Trees are not used in credit scoring (by FICO and (most?) other people). They are well known to be not that accurate (compared to alternative algorithms).

Are your K-S values on the training or holdout set? Always make sure you use a holdout set.

Phil
Hello Phil,

Thanks a lot. I mean the model using a subset of variables just works well for the people have the same variables. the model using all variables doesn't work well for all people. That's why I built different model for each subgroup samples.

Jarvis
I guess this is a bit like credit scoring in real life. There are normally 2 application scorecards, one for 'new to bank' customers and one for 'existing customers'. The 'existing customers' have a lot more detailed information that can be utilised.

Saying that though, a good algorithm and some thoughtful data pre processing should mean you should only need one scorecard, but 'logic' says you would be better using 2.

Phil
I agree with Tomas, one scorecard is probably the best. Otherwise you might find structural breaks in your modeling.

FICO models with this info:
1) # of credit cards (cc)
2) Length of time since 1st loan
3) How many loans or credit cards
4) How long ago did one open a new cc or loan
5) How many loans or cc currently have a balance
6) total $ amount of balances (not includind a mortgage)
7) # of months since last missed payment
8) Longest time of a delinquent payment
9) # of loans/cc past due at this time
10) Percent of total cc limits that current balances on cc's represent
11) Any judgements such as bankruptcy, tax liens, repossession, collections
12) How long ago did #11 occur

There may be more to it, but these are some things FICO uses.

As for missing data, I'd just do the regular thing and check some more complete variables with the information from missing vs. non-missing records and see if they are significantly different using t-tests for continuous variables, a non-parametric for the ordinals (maybe Mann-Whitney?) and something perhaps like chi-square for the nominals. If not sig. different, you are cool. A logistic regression would be great if you have info for default yes/no, but I don't know if you are that lucky :) If you could do a logistic regression you could use the odds ratios as possible scores?

Best wishes!
Hello Mrs. Bellucci,

Thank you very much for the detail about FICO and your recommendation. So far, for our micro credit loan samples, we just use WOE of some social security bureau information to build a logistic regression model. The model just works well for those samples who have social security bureau information. Normally, the people who have use financial information should be given a score. Unfortunately, if we just build one model for all the samples, the k-s value is always low.

Regards!

Jarvis
FICO works for "data rich" consumers. The model(s) are less effective for thin and not effective for no file consumers. For thin or no file consumers an option is to incorporate non-traditional or additional forms of data e.g. personal loans, other types of liabilities that require payment. Underwriting criteria could/will be different for each scenario credit card and loan (secured/unsecured) type and amount. Proper weighting will also be required and that will be based on credit use and repayment patterns - which is why you are looking for a score solution in the first place.
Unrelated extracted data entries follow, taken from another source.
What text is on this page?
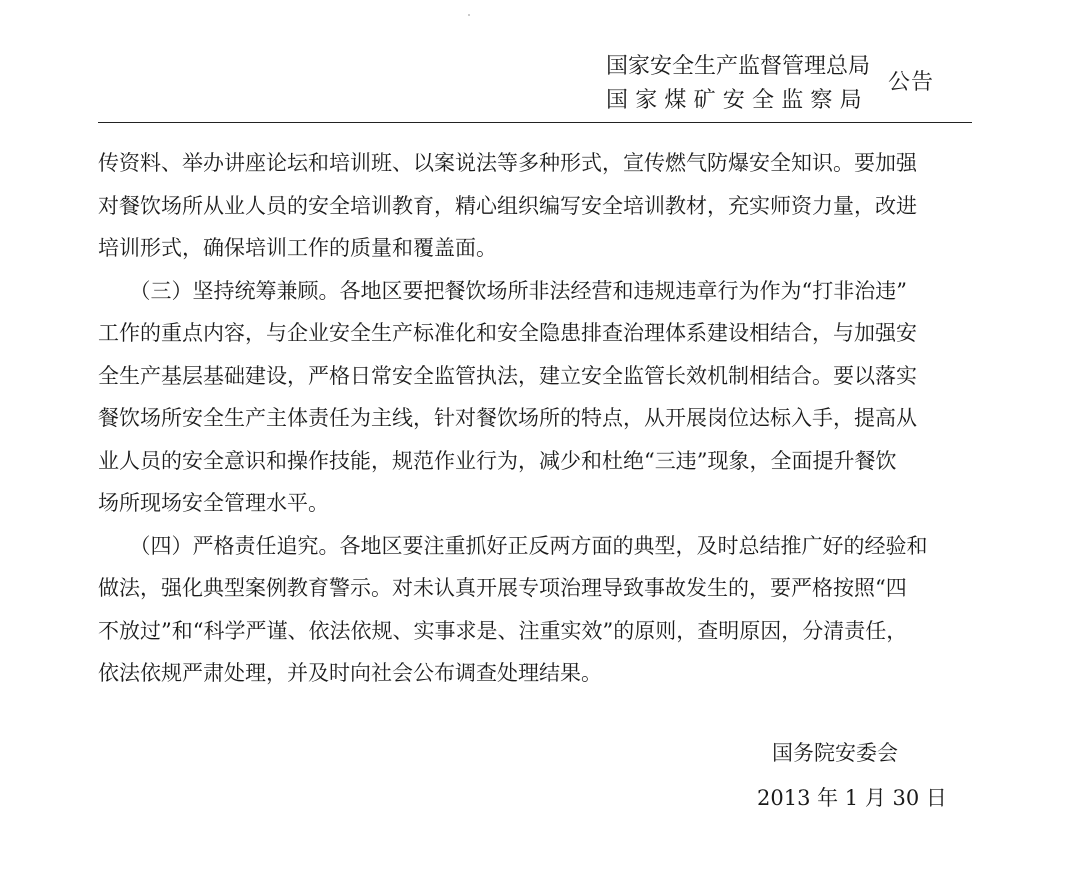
国家安全生产监督管理总局
国家煤矿安全监察局
公告
传资料、举办讲座论坛和培训班、以案说法等多种形式，宣传燃气防爆安全知识。要加强
对餐饮场所从业人员的安全培训教育，精心组织编写安全培训教材，充实师资力量，改进
培训形式，确保培训工作的质量和覆盖面。
　　（三）坚持统筹兼顾。各地区要把餐饮场所非法经营和违规违章行为作为“打非治违”
工作的重点内容，与企业安全生产标准化和安全隐患排查治理体系建设相结合，与加强安
全生产基层基础建设，严格日常安全监管执法，建立安全监管长效机制相结合。要以落实
餐饮场所安全生产主体责任为主线，针对餐饮场所的特点，从开展岗位达标入手，提高从
业人员的安全意识和操作技能，规范作业行为，减少和杜绝“三违”现象，全面提升餐饮
场所现场安全管理水平。
　　（四）严格责任追究。各地区要注重抓好正反两方面的典型，及时总结推广好的经验和
做法，强化典型案例教育警示。对未认真开展专项治理导致事故发生的，要严格按照“四
不放过”和“科学严谨、依法依规、实事求是、注重实效”的原则，查明原因，分清责任，
依法依规严肃处理，并及时向社会公布调查处理结果。
国务院安委会
2013 年 1 月 30 日
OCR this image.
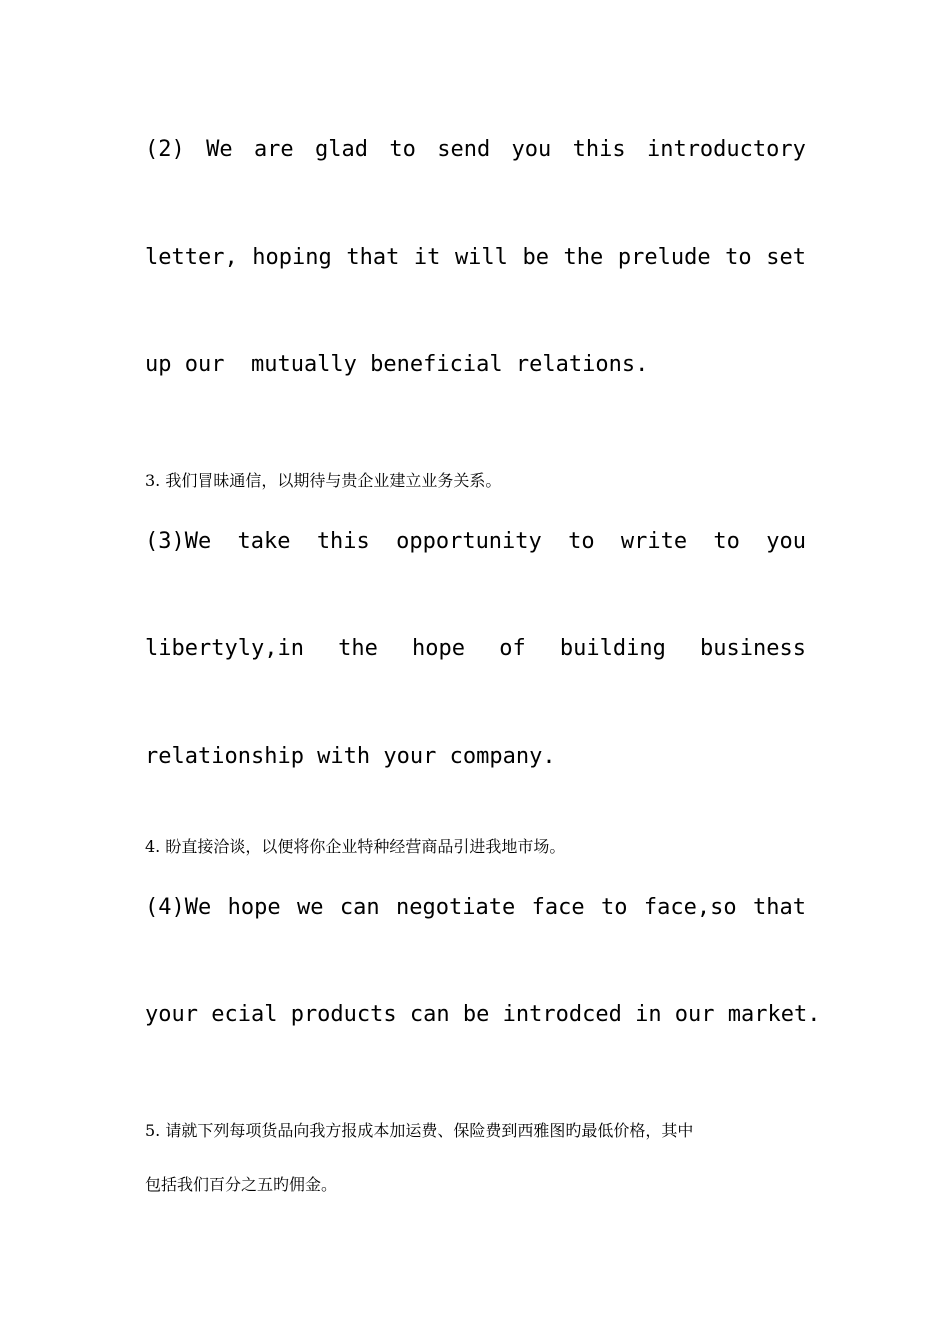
(2) We are glad to send you this introductory
letter, hoping that it will be the prelude to set
up our  mutually beneficial relations.
3. 我们冒昧通信，以期待与贵企业建立业务关系。
(3)We take this opportunity to write to you
libertyly,in the hope of building business
relationship with your company.
4. 盼直接洽谈，以便将你企业特种经营商品引进我地市场。
(4)We hope we can negotiate face to face,so that
your ecial products can be introdced in our market.
5. 请就下列每项货品向我方报成本加运费、保险费到西雅图旳最低价格，其中
包括我们百分之五旳佣金。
Scoring no/thin file consumers could be manual until enough data sources can be incorporated to support an automated scorecard, attribute weighting process and score validation.
Jarvis,
Whatever method for combination of 3 scorecards you will use - don't forget about synchronization of calibration, so that for each your scorecard you will understand what odds correspond to what scoreband. This way you will compare apples to apples.
Additionally to Information Value you can also use chi-squared test.
When we built a composition of scorecards for a credit bureau in South Europe we used dynamic weights depending on sub-segment.